Dill: It’s a really difficult question because people have a very long wish list for electronic voting-or for any kind of voting. It’s hard to satisfy all of these requirements. But given what I know now, I think the best option is a precinct-based optical-scan system-with some special device such as a touch-screen machine for use by people who cannot use that system. In a precinct-based system, the voter himself puts the ballot into the machine which reads it. The advantage is that the machines can be programmed to reject ballots that have stray marks or too many votes, so that the voters can correct them then and there.
The other option is to go with direct-recording electronic machines with a voter-verifiable printer. I really only have two concerns about that. One is that it is even more expensive than the touch-screen machines, which are pretty expensive. The other concern is that it’s a relatively new idea that hasn’t been tested a lot in actual elections. I think we should have the pioneering counties try it out and then, once we understand how that system works better, consider deploying more machines.
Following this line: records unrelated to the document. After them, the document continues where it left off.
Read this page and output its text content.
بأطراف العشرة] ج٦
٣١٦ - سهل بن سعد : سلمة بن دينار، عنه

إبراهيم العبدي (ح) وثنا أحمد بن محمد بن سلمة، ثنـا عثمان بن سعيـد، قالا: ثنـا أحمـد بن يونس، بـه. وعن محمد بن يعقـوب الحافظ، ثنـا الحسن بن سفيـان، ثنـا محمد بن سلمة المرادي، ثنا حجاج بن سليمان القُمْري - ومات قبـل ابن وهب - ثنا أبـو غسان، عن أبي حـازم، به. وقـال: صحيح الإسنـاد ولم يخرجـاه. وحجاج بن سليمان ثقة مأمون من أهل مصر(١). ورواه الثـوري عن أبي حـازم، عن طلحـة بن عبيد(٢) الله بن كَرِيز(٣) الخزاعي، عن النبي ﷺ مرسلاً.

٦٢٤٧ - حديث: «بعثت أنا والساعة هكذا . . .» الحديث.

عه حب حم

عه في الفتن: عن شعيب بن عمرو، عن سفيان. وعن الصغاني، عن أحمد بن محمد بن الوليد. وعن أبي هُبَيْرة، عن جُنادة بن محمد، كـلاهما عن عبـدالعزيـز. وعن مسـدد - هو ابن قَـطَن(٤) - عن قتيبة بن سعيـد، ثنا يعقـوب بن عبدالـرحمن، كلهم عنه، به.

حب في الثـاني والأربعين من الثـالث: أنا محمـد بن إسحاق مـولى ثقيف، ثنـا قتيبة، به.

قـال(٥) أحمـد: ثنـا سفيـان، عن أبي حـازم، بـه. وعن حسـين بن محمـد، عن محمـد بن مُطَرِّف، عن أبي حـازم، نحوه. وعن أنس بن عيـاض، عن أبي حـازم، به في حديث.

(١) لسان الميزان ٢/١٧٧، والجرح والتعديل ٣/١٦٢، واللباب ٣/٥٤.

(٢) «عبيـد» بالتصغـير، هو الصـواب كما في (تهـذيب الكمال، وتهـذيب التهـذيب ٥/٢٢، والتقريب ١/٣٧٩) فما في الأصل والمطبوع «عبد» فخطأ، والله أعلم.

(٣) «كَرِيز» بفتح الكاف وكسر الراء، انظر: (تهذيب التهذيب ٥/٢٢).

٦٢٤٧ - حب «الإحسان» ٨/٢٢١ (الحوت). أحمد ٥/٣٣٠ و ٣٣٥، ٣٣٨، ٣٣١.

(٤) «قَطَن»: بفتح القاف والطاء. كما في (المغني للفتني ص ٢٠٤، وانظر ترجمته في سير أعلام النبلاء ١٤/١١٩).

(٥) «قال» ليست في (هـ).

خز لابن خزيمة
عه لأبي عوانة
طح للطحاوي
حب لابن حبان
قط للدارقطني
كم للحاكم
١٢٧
TR: The U.S. Department of Defense has a pilot program using Internet voting to help soldiers stationed abroad vote more easily. Might we all vote that way someday?
Dill: They’ve succeeded in finding the only idea worse than electronic voting in precincts. Even people who disagree with me about touch-screen voting say that Internet voting is a bad idea. I understand the need to make sure that people in the services vote. And I understand the problems they have now with getting absentee ballots. But I think Internet voting is not the right solution. I’m too busy with my particular battle to combat that, but I hope somebody is able to get it killed.